The girls will no longer be able to eat out in the far end of the field. One of the neighbors has a deer blind in the woods near the river, so I refuse to consider letting the girls out back. They had been out there for 3-3.5 hours to graze every day, but I can’t, in good conscience, let them graze there unless they all have colored blankets. It’s important that the horses are kept close to the barn until firearm season is over. I wouldn’t be able to sleep at night otherwise. I still worry, but at least now, the horses are in a very enclosed area with an obvious fence. They seem bored with the hay instead of grass, but this is the situation going into winter. They just have to deal.
Horses weren’t my only responsibility today.
Raking. Twigs piled high. Lugging tubs of leaves. Burning. Flames.

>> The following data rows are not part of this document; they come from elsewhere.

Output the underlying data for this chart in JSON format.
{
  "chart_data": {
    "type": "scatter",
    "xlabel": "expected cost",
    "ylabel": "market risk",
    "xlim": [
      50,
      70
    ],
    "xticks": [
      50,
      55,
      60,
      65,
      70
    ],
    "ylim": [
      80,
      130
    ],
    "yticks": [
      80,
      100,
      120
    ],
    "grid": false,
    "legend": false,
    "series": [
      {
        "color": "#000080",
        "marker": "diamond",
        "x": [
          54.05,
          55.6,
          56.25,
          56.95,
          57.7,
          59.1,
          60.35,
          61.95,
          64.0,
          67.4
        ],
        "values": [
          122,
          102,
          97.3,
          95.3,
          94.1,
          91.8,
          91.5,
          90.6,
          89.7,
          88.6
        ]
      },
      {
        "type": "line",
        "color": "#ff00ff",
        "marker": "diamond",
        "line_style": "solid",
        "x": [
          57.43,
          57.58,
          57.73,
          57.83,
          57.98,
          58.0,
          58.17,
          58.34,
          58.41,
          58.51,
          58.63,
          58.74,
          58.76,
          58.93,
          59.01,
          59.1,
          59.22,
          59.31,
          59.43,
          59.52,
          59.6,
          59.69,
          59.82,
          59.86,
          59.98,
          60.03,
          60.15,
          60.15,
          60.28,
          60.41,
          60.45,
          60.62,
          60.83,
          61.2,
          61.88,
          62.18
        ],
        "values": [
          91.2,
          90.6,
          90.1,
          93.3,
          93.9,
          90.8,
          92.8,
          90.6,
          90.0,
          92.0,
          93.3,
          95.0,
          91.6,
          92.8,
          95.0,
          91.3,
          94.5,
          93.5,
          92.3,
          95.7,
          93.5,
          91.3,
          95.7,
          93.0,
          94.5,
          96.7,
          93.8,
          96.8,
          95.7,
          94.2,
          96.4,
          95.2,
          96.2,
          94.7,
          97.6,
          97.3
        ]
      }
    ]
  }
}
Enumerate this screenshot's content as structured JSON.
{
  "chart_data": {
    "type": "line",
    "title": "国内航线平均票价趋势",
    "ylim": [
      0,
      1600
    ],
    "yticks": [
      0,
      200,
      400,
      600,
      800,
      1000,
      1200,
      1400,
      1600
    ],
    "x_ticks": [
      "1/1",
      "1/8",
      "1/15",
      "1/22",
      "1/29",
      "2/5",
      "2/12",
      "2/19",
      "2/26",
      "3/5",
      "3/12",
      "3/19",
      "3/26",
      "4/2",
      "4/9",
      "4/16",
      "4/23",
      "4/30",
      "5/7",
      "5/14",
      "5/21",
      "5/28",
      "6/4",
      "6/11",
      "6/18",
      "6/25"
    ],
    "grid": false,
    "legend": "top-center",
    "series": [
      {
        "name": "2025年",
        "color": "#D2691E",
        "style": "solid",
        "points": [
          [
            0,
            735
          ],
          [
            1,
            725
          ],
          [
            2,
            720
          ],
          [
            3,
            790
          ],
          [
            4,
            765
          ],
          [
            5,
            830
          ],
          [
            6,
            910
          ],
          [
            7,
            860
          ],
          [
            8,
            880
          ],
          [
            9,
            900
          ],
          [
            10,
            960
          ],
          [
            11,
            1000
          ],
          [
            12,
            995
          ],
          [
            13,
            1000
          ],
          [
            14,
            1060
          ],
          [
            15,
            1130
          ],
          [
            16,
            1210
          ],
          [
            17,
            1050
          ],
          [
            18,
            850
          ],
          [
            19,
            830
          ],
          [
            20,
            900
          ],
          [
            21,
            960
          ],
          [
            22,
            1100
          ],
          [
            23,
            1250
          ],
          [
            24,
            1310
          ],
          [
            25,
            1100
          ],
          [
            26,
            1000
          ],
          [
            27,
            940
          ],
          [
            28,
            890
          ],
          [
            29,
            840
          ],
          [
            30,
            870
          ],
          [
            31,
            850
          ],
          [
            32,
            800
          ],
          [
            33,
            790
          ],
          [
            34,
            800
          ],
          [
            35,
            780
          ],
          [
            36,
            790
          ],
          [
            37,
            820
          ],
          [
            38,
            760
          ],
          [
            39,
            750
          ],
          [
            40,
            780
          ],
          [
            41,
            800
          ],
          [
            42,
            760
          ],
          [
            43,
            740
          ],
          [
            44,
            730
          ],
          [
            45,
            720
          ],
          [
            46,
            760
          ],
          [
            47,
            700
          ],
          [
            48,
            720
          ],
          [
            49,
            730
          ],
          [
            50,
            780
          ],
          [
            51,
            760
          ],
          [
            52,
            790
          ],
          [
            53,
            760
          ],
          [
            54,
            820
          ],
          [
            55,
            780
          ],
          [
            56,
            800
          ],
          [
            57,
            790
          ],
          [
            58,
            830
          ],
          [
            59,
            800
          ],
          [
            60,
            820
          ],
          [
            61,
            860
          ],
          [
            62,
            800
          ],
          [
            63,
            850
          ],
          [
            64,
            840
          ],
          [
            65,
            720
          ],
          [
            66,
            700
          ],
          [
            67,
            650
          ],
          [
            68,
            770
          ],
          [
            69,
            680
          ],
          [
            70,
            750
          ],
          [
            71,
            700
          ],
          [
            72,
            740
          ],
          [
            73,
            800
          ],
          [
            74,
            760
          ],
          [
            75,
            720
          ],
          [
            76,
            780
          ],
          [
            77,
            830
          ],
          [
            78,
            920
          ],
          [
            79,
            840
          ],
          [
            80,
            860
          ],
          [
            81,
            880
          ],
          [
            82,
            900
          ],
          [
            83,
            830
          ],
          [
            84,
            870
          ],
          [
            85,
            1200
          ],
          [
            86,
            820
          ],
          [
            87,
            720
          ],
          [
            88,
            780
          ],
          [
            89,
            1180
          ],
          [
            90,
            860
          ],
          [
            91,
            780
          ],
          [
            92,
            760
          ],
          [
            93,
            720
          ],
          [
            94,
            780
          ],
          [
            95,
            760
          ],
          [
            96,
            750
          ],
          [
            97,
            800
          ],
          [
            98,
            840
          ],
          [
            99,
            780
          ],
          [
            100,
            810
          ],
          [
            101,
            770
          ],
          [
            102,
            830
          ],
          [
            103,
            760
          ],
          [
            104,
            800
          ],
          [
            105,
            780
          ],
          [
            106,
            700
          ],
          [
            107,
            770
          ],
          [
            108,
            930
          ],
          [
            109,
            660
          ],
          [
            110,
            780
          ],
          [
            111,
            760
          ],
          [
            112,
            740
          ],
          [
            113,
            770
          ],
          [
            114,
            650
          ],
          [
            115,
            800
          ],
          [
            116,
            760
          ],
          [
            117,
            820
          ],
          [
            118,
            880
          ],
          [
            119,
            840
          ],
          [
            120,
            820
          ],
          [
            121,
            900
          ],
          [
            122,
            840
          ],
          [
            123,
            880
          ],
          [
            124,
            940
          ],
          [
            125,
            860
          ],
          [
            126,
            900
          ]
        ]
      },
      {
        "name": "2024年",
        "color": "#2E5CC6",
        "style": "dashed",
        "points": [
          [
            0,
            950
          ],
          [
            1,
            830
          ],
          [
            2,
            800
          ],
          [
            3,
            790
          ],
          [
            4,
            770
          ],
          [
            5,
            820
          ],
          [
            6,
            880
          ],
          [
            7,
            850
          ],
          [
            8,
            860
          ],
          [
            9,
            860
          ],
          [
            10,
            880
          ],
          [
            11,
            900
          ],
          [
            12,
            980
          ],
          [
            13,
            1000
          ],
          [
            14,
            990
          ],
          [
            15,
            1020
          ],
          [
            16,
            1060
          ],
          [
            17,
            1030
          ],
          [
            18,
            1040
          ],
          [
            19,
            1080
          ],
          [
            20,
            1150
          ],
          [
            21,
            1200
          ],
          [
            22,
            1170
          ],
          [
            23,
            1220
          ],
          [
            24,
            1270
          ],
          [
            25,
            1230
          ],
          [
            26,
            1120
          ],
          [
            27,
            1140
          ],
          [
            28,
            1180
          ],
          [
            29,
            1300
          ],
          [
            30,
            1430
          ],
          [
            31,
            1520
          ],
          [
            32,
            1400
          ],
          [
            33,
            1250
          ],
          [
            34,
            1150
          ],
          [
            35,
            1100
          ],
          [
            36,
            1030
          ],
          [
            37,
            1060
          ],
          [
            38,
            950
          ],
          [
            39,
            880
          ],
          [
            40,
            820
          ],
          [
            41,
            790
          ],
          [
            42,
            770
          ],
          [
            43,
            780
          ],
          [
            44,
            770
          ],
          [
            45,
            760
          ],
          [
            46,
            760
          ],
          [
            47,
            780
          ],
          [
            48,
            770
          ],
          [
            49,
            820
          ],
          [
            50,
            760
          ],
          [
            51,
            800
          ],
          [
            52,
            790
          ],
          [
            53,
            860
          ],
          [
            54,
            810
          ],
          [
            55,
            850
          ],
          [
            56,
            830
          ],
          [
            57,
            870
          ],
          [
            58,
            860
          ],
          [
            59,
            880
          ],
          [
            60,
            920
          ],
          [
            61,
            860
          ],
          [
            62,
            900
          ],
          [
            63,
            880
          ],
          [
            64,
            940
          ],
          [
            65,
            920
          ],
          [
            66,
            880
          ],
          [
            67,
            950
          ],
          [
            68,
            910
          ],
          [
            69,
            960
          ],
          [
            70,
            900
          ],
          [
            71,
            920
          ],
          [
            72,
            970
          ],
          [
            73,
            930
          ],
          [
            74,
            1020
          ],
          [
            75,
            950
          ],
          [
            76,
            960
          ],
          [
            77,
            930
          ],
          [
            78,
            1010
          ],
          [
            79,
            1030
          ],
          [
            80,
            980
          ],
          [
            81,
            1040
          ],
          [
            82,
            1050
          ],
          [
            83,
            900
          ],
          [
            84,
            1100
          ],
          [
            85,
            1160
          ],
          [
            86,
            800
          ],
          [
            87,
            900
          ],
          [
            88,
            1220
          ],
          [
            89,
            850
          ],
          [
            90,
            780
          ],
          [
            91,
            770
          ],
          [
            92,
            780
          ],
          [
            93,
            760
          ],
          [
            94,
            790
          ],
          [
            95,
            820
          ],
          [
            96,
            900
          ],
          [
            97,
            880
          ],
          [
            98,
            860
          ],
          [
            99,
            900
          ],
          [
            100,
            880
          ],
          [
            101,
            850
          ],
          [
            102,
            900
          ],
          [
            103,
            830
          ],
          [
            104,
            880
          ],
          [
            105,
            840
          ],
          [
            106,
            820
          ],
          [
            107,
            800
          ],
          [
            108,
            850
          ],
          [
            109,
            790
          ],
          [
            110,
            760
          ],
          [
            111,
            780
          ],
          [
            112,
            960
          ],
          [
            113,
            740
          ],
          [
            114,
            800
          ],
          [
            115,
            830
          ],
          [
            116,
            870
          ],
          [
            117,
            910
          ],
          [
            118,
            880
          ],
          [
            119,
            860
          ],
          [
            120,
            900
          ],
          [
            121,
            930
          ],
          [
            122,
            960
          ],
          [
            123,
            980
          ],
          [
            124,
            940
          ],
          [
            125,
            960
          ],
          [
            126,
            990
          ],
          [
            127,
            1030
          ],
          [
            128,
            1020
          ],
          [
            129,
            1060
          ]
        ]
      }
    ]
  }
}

I love Firefly Farm. It’s delightful, inspiring, peaceful, and full of other pleasant adjectives. Check out the header photo above. All the leaves from the arch of trees have fallen–and I’m raking. And raking. And Raking. I think I’ll be finished with this project by next spring. Maybe.
I cleaned up parts of the barn, set up the feed tubs for the next two days, and became more organized. I also burned as many leaves as I could.
And greeted Smoky Joe like the prodigal when he decided to show himself again tonight. My best friend was here, also, and she fed Smoky all he could eat. It’s wonderful to know he has realized where he lives.
Ten thirty-nine in the evening, and all is well.